朝もはやくからおきてまめまめしくはたらく綾が、どんなにりっぱなよめさんかは、母親がいくらわる口をふりまいても、きんじょの人たちがよく知っちょった。
「綾さんを見ならわねばいかん。」きんじょの人たちがかんしんして綾のことをほめると、母親にはそれがよけいにおもしろくないのか、家の中で綾にめんとむかって、ずけずけと小言をいうようになった。勘左衛門が見かねて、「いいかげんにしてくださいよ、おかあさん。綾はよくやってくれているではありませんか。」と、かばうと、「おまえたちはふたりして、このわたしを、じやまものあつかいにするつもりだね。」目をつりあげて、かなきり声をあげた。

「ほんとうにこまったおかあさんだ……。」勘左衛門はお城からかえってきても、気がはれなかった。なんとかして、ふたりになかようしてもらいたいのだが、勘左衛門にはどうすることもできん。
(苦労ばかりかけてすまんな、綾……。)
勘左衛門は綾と母親の板ばさみになって、胸をいためておった。
こんなまい日がつづいているうちに、やがて師走の風がふくようになった。師走には、米屋にもみそ屋にも、たまっている借金をはらわねばならんのだが、家には、はらうだけのお金がない。

「おまえのやりくりがなってないから、こんなことになるんだよー」母親は綾にやつあたりした。勘左衛門ほ綾をかばいたかったが、かばえばかばったで、母親はさらにあたりちらすにちがいない。
綾は、勘左衛門がそばにいてくれながら、おしだまっているので、かなしくなってしまい、つい、なみだをぽろっとおとした。すると母親は、「おまえのような役たたずは、はようでてゆけー!」と、どなりたてた。綾は勘左衛門にとりすがったが、「ああ、ふがいない……。」勘左衛門はじぶんのふがいなさをなげいただけで、綾をかばってはくれなかった。綾はなきながら、家をでていったのだが、いまさら実家にはもどれん。

綾がゆくあてもなくとぼとぼあるいていくと、雪がちらついてきた。手も足もすっかりこごえてしまって、もうあるけん。綾はしかたなくでてきた家にもどると、門のまえに手をついて、「わたしがまちがっておりました。おかあさまのおっしゃるとおりにいたしますから、どうか家にいれてください。
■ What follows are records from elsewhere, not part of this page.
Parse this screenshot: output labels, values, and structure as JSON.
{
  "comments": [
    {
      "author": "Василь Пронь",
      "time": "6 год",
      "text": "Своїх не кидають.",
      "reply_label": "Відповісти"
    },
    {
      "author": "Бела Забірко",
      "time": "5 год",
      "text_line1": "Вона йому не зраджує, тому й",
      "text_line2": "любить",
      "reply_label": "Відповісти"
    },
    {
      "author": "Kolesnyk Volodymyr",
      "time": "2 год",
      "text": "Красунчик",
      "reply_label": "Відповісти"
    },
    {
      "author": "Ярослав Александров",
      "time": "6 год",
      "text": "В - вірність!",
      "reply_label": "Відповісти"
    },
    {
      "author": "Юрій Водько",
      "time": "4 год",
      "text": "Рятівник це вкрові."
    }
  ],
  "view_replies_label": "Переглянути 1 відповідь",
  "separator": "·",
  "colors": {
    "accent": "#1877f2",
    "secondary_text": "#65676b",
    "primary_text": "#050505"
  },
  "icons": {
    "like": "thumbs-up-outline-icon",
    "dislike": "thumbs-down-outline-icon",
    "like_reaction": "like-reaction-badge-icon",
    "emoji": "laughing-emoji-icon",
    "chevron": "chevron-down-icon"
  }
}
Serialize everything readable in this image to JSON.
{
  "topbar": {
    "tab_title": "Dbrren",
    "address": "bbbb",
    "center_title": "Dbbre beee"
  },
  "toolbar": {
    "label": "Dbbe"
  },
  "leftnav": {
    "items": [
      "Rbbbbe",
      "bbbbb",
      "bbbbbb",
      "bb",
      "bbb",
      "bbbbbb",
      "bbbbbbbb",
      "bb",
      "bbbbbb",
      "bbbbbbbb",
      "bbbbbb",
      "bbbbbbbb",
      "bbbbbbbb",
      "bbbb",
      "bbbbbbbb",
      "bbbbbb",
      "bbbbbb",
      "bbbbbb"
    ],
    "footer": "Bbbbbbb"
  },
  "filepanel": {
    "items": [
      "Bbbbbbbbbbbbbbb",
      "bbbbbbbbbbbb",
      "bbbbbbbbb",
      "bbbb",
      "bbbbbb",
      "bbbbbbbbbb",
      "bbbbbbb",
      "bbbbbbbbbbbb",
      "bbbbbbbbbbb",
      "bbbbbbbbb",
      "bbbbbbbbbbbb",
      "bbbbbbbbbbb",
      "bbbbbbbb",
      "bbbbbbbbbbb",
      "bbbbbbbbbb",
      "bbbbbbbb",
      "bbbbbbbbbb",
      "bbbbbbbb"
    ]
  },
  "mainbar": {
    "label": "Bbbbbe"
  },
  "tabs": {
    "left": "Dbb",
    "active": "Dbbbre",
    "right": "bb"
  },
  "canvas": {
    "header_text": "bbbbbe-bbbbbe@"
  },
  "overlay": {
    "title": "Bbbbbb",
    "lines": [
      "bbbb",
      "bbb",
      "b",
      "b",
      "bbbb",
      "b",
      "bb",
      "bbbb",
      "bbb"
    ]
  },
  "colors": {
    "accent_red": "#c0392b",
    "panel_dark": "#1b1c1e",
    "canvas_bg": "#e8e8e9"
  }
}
」と、たのみつづけたが、とうとうききいれてはもらえなかったんじゃと。綾はその晩、納屋ののき下で、まんじりともしなかった。

あくる日は、めでたい正月。綾はふたたび門のまえに手をついてあやまったが、母親は一歩もいれようとせん。綾はまた納屋ののき下にもどって、じつとうずくまっちょった。
そうして、つぎの日のあけがたには、さむさと空腹のあまりにたおれ、こごえ死んだようになってしまったんじゃと。
「たいへんじゃ! 綾さんがたおれちょるぞ!」
そのすがたをきんじょの人が見つけて、大さわぎとなった。雪まみれではこびこまれた綾のすがたに、母親の顔色がかわった。手あてのかいがあって、綾がようやく目をあけると、
「綾、このわたしがいけなかったのだよ。」

母親はうってかわってやさしくなって、勘左衛門ともども、つきっきりのかんびょうをしたんじゃと。綾のまごころが、母親の気もちをかえたんじゃ。勘左衛門も、「身分がひくいことにあまんじて、おつとめをじゅうぶんにはたさなかったわたしもわるかった。
これからは心をひきしめて、おつとめにはげもう。」と、ねっしんにお城のしごとをするようになった。
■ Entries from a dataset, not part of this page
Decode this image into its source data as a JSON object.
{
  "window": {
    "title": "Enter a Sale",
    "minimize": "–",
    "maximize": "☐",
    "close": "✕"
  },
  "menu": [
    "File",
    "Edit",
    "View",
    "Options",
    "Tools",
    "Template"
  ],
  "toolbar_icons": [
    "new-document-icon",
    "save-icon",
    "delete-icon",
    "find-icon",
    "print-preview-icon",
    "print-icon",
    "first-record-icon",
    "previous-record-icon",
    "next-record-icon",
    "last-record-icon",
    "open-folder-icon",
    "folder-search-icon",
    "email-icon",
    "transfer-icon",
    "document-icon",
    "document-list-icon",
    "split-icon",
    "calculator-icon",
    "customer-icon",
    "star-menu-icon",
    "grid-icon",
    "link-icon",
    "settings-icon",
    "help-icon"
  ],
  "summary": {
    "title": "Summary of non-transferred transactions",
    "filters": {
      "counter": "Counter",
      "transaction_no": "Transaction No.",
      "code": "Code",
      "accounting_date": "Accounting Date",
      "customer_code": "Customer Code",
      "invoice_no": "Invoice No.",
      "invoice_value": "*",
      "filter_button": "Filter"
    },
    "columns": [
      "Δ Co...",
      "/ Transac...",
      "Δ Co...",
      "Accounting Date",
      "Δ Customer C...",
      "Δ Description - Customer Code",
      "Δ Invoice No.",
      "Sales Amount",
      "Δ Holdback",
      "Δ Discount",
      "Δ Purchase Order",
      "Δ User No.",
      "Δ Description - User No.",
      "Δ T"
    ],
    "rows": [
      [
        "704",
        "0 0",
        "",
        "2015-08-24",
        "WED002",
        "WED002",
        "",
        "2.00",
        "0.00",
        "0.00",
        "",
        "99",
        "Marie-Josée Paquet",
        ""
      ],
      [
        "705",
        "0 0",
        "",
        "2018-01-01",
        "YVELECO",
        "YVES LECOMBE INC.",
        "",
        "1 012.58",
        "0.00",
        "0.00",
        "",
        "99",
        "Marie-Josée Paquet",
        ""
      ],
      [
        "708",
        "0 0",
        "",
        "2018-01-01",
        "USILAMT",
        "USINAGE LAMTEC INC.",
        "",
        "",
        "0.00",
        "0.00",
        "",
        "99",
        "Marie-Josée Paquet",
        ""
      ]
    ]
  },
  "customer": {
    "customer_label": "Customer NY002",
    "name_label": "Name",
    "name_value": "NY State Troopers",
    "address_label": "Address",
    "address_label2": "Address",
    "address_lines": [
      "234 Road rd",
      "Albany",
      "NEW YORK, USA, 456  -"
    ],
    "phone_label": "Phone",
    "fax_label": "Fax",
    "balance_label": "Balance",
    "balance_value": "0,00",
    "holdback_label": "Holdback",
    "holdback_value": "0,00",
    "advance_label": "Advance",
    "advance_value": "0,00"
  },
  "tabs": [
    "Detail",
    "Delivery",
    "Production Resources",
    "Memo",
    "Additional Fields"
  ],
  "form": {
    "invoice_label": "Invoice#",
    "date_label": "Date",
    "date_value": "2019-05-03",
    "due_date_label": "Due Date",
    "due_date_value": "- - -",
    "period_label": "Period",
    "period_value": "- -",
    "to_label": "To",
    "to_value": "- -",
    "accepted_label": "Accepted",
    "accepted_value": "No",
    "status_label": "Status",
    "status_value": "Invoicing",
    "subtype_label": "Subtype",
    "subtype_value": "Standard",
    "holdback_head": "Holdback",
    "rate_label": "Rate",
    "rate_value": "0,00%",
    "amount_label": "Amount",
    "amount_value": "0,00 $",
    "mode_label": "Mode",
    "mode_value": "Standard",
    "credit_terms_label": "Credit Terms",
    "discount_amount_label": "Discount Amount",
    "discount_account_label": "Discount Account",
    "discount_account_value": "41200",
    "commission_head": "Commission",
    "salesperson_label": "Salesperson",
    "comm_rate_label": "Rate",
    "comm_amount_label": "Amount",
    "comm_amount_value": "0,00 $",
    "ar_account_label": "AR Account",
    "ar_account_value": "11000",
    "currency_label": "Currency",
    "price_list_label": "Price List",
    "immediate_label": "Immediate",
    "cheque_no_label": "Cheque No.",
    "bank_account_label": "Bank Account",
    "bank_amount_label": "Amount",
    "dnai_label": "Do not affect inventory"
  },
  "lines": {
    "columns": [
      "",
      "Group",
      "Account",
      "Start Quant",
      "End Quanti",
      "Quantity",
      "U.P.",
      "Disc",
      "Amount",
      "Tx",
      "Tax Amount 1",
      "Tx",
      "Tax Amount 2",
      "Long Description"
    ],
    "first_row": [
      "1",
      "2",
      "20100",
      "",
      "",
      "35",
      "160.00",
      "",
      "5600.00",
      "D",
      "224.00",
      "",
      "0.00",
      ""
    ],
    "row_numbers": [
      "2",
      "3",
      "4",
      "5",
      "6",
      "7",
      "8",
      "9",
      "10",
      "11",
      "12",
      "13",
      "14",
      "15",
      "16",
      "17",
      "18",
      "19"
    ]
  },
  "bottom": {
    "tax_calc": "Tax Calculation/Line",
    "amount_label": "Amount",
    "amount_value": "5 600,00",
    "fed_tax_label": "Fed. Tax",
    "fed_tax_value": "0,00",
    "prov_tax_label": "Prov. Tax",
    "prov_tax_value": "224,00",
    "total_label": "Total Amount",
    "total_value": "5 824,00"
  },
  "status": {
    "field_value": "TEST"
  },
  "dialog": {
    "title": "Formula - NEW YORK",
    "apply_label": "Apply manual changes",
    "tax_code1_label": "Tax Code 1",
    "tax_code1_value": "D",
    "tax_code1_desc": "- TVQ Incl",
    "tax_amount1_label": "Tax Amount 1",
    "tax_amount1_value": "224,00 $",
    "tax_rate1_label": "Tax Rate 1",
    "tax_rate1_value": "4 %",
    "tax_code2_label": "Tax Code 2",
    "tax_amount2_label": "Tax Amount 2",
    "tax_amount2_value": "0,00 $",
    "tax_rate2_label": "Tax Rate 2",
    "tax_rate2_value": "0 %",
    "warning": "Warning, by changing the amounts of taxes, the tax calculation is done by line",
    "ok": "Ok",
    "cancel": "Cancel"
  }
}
そのはたらきぶりは、しだいに殿さまのみとめるところとなって、勘左衛門はあたらしい役につけられたんじゃと。手あてもふえたので、米やみそも、らくに買えるようになった。「これもみな、綾のおかげじゃ。」それからというもの、三人はいつまでも、なかむつまじくくらすようになったんじゃと。

竹田で売られちょる姫だるまは、しんぼうのすえにしあわせをつかんだ、綾のすがたをあらわしておるんじゃと。松竹梅のもようの十二単衣をきた姫は、いつ見てもうつくしいもんじゃ。